Hal ini berarti untuk meneliti topik yang memiliki keterbaruan dia harus menguasai state of the art keilmuan yang didalaminya dengan cara secara rutin dan terus menerus membaca dan mengikuti perkembangan keilmuan.
Sebagai konsekuansinya dalam mencapai kualitas lulusan program doktor yang berkualitas diperlukan acuan standar mutu mulai dari input mahasiswanya, proses pembelajaran, proses penelitian, proses penulisan hasil yang memerlukan proses berpikir dan berargumentasi yang berkualitas.  Kesemua proses yang harus dilalui oleh kandidat doktor inilah yang akan  menentukan kualitas keilmuan nya.
Proses pembimbingan mahasiswa program doktor yang normal dan benar paling tidak mengharuskan terjadinya pertemuan dan diskusi intensif dengan pembimbing sebanyak 10 kali mulai dari penyusunan ide penelitian sampai dengan ujian akhir. Sebelum penelitiaan kandidat doktor juga diharuskan mengikuti beberapa mata kuliah yang akan mendukung penelitiannya nanti.

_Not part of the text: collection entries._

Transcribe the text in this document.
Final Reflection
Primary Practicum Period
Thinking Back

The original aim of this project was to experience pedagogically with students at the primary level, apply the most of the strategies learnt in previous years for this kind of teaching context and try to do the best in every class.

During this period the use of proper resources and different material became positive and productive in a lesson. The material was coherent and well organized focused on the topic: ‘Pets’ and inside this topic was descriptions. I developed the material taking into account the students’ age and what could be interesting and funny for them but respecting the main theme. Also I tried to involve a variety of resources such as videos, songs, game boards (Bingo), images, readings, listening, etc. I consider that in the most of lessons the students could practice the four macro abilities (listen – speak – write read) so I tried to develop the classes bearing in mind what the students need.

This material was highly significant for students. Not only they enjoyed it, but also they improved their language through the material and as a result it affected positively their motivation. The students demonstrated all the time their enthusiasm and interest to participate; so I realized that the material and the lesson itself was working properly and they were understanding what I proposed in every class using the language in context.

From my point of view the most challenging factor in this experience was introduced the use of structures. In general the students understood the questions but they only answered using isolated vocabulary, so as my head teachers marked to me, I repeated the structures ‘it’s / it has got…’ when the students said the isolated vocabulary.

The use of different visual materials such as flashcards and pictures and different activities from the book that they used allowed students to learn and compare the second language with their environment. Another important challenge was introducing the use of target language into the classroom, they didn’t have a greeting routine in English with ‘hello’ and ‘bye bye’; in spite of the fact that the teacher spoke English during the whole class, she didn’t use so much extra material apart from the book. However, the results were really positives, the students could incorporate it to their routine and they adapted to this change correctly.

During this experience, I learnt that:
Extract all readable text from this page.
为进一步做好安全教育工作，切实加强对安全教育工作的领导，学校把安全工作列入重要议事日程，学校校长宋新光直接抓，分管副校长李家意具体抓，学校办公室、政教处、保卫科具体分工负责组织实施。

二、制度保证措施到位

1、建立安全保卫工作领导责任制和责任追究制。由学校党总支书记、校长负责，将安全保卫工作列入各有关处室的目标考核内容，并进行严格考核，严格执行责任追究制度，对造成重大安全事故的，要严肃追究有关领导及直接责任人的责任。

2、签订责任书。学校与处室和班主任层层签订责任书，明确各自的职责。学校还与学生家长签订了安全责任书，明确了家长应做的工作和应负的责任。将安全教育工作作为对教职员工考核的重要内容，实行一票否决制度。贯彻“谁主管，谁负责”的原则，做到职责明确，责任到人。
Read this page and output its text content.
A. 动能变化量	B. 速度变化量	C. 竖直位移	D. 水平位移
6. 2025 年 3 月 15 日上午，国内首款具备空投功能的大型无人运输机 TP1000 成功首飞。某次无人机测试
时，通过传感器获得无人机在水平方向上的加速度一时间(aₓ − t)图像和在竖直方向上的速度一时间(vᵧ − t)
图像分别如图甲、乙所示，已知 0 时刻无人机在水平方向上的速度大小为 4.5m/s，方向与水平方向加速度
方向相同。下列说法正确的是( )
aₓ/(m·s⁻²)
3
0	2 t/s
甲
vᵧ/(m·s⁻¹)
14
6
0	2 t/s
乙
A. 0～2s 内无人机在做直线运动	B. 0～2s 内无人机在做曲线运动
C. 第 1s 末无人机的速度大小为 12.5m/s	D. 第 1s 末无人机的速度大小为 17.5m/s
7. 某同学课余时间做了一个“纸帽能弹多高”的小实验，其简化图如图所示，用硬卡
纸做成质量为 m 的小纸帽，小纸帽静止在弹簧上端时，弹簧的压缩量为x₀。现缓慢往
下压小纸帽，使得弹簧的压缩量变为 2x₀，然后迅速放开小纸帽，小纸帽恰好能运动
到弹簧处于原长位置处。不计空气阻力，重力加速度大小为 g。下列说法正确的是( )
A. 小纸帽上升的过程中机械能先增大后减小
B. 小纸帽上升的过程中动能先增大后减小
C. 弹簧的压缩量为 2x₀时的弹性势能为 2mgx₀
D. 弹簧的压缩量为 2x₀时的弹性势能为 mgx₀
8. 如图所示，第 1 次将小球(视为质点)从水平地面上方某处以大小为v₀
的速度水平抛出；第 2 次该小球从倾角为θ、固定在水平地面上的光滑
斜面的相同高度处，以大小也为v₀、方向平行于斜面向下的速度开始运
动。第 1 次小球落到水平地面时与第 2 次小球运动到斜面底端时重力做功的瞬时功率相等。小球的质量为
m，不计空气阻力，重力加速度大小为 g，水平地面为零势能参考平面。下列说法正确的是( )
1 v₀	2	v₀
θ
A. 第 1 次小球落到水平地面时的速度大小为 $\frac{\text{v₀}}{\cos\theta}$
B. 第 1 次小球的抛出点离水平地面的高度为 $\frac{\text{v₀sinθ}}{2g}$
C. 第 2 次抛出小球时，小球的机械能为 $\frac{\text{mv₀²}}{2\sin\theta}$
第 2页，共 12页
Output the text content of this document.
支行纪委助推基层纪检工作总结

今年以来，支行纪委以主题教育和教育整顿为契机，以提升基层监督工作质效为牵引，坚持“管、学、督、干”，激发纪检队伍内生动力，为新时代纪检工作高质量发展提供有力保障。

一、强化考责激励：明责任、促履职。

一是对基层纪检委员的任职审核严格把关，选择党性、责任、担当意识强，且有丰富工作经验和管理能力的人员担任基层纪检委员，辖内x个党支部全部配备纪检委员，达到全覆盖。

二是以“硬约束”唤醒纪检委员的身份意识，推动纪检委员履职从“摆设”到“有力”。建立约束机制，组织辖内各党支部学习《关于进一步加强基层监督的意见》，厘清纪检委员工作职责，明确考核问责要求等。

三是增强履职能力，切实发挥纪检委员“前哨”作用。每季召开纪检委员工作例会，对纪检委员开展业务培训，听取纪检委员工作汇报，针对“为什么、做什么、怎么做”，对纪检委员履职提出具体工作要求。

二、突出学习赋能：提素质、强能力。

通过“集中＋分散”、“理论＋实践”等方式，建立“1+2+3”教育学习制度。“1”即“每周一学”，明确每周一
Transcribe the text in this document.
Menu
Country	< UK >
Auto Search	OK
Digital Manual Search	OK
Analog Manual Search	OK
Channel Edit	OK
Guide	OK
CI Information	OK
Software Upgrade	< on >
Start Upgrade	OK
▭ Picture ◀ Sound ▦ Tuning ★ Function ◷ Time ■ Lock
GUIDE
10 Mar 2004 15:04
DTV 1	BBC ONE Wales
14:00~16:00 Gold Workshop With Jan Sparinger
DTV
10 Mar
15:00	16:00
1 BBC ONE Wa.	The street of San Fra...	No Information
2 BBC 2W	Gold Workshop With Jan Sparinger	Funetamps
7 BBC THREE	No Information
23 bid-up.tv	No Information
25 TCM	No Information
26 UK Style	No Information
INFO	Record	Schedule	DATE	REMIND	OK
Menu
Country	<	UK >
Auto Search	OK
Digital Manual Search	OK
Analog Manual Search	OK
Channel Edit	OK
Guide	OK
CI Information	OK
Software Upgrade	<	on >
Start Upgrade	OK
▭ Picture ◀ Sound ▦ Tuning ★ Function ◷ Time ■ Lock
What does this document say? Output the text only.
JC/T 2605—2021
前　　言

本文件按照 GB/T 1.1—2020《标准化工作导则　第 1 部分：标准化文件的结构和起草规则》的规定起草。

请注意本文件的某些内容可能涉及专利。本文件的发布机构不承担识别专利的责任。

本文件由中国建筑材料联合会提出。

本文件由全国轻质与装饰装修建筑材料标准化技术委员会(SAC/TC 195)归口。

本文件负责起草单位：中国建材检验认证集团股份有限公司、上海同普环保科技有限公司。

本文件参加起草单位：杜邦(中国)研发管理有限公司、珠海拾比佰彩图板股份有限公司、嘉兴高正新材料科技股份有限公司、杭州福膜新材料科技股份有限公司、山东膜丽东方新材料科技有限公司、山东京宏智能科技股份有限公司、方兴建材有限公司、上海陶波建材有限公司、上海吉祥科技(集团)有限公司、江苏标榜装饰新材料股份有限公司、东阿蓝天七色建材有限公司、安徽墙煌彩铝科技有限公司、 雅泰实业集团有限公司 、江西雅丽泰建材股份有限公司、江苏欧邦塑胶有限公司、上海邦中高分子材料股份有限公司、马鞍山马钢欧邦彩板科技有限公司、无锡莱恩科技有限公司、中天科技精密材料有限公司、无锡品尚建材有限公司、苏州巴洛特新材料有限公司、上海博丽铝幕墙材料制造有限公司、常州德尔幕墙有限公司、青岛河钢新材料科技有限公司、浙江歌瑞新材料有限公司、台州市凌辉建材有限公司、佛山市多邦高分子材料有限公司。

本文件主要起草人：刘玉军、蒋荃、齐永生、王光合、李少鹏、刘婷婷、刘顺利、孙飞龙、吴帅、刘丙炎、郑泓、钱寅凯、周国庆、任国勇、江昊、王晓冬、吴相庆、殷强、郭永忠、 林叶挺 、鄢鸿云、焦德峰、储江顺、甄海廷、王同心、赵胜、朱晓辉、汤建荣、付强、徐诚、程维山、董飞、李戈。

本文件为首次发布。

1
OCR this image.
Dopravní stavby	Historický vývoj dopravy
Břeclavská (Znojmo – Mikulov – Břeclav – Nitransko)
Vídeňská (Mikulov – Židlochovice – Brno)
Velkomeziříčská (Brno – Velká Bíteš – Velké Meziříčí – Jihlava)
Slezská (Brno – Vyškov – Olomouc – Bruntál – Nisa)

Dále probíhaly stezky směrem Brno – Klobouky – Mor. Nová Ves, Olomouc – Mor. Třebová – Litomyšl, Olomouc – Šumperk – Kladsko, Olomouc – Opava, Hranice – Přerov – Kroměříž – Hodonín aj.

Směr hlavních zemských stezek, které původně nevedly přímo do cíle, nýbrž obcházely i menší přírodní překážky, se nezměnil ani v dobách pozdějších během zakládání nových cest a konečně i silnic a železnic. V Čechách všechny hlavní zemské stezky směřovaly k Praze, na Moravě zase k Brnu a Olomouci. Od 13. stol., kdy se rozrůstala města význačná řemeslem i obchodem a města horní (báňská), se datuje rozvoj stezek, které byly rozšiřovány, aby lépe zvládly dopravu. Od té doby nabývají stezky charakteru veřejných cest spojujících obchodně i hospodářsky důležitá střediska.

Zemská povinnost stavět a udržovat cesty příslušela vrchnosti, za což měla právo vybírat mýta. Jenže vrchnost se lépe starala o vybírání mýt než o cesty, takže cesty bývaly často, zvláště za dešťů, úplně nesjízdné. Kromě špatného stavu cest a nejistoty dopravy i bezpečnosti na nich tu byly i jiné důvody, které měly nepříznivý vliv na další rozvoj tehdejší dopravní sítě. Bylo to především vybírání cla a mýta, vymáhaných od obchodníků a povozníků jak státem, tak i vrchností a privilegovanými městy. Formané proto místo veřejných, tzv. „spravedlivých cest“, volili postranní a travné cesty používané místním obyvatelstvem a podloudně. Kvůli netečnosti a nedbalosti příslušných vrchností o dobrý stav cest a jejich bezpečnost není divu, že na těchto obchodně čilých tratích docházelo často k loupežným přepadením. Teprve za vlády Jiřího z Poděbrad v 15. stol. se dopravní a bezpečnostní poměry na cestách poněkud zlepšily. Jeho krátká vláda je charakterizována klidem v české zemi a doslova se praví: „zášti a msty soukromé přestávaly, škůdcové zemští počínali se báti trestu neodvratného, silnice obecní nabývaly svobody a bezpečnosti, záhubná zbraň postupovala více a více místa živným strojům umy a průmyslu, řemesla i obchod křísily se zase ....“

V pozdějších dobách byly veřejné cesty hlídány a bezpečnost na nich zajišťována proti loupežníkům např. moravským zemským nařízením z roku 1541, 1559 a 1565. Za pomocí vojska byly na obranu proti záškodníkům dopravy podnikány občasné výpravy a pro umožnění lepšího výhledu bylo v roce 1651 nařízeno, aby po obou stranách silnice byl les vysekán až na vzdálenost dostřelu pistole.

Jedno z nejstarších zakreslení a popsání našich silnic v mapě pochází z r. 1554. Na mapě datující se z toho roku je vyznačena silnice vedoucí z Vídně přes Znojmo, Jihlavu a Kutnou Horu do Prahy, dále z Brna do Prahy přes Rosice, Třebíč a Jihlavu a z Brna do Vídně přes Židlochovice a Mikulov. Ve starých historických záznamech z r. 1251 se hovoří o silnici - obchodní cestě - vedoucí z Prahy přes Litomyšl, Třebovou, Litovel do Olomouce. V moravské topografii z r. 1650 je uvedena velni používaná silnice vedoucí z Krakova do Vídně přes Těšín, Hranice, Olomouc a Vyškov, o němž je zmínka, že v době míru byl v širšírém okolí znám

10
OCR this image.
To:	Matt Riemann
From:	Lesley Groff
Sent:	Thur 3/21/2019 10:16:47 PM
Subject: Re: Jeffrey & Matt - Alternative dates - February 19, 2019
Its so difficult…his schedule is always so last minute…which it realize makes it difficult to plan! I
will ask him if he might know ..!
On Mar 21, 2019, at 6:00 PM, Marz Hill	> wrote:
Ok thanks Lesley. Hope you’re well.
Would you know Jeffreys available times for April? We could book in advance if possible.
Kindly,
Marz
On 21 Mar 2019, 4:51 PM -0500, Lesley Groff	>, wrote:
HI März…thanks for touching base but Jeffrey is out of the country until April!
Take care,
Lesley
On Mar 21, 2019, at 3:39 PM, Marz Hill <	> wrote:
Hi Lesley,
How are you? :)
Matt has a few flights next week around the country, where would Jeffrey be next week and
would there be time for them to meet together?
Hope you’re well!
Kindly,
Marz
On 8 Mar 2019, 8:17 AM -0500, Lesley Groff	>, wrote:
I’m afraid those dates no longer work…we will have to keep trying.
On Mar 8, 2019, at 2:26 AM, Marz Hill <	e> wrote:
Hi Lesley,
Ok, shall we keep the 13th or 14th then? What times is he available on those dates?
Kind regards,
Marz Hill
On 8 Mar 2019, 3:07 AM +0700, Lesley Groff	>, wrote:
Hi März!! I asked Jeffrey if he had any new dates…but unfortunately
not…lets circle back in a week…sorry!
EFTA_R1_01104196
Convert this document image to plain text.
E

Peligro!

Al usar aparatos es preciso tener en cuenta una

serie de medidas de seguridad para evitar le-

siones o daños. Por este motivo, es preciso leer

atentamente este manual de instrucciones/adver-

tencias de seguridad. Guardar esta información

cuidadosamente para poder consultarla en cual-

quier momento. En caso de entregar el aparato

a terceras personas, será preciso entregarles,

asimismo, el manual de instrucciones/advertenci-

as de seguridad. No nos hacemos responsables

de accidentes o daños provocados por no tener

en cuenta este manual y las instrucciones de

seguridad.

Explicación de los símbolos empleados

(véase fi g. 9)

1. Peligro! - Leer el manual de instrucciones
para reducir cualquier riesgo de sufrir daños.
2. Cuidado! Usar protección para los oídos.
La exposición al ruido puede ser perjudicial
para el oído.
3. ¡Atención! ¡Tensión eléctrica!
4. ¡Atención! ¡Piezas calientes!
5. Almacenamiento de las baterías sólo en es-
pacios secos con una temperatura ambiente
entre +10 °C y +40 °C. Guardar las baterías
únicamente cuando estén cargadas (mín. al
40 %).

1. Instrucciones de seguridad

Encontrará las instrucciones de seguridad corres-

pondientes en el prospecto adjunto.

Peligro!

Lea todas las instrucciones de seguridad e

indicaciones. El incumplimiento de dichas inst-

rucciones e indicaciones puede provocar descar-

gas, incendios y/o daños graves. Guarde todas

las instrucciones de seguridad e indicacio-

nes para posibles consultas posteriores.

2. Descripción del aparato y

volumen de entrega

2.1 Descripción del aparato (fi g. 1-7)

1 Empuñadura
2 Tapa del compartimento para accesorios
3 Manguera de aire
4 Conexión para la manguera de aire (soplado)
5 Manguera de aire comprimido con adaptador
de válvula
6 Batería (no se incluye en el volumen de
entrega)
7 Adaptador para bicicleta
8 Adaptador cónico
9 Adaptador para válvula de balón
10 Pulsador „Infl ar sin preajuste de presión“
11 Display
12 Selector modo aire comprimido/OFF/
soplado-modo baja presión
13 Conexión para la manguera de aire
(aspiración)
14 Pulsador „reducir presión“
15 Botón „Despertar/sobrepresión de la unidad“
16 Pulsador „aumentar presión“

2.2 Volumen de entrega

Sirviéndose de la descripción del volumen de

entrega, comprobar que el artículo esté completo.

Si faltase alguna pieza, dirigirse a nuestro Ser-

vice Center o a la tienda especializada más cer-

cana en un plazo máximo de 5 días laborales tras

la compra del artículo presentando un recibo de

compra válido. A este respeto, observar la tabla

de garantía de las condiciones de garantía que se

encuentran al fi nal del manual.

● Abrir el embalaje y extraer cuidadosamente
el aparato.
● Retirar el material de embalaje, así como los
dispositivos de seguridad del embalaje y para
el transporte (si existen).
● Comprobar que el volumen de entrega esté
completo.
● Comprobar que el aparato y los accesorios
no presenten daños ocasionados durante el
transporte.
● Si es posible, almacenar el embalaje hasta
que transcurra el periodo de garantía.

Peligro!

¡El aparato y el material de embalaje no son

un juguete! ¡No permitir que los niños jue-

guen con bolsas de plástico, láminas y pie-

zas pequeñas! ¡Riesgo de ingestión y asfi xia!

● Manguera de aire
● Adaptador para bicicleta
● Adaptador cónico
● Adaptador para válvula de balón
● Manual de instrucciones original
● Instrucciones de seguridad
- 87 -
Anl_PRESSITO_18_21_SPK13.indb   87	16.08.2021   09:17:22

Jika kita asumsikan bahwa sekali pertemuan memerlukan waktu 2-3 jam, maka paling tidak seorang kandidat doktor pernah bertemu dan berdiskusi dengan dosen pembimbingnya sebanyak minimal 20 jam selama proses pembimbingan. Â Jika ada lima pembimbing maka dapat dibayangkan berapa banyak waktu yang diperlukan mahasiswa untuk berdiskusi dengan seluruh pembimbingnya.
Jadi dapat dibayangkan betapa sibuknya jika seseorang pembimbing memiliki 118 mahasiswa bimbingan program doktor selama setahun. Jika hal ini benar benar terjadi maka sudah dapat dipastikan ada sesuatu yang salah di perguruan tinggi ini karena proses penjaminan mutu tidak berjalan dengan baik.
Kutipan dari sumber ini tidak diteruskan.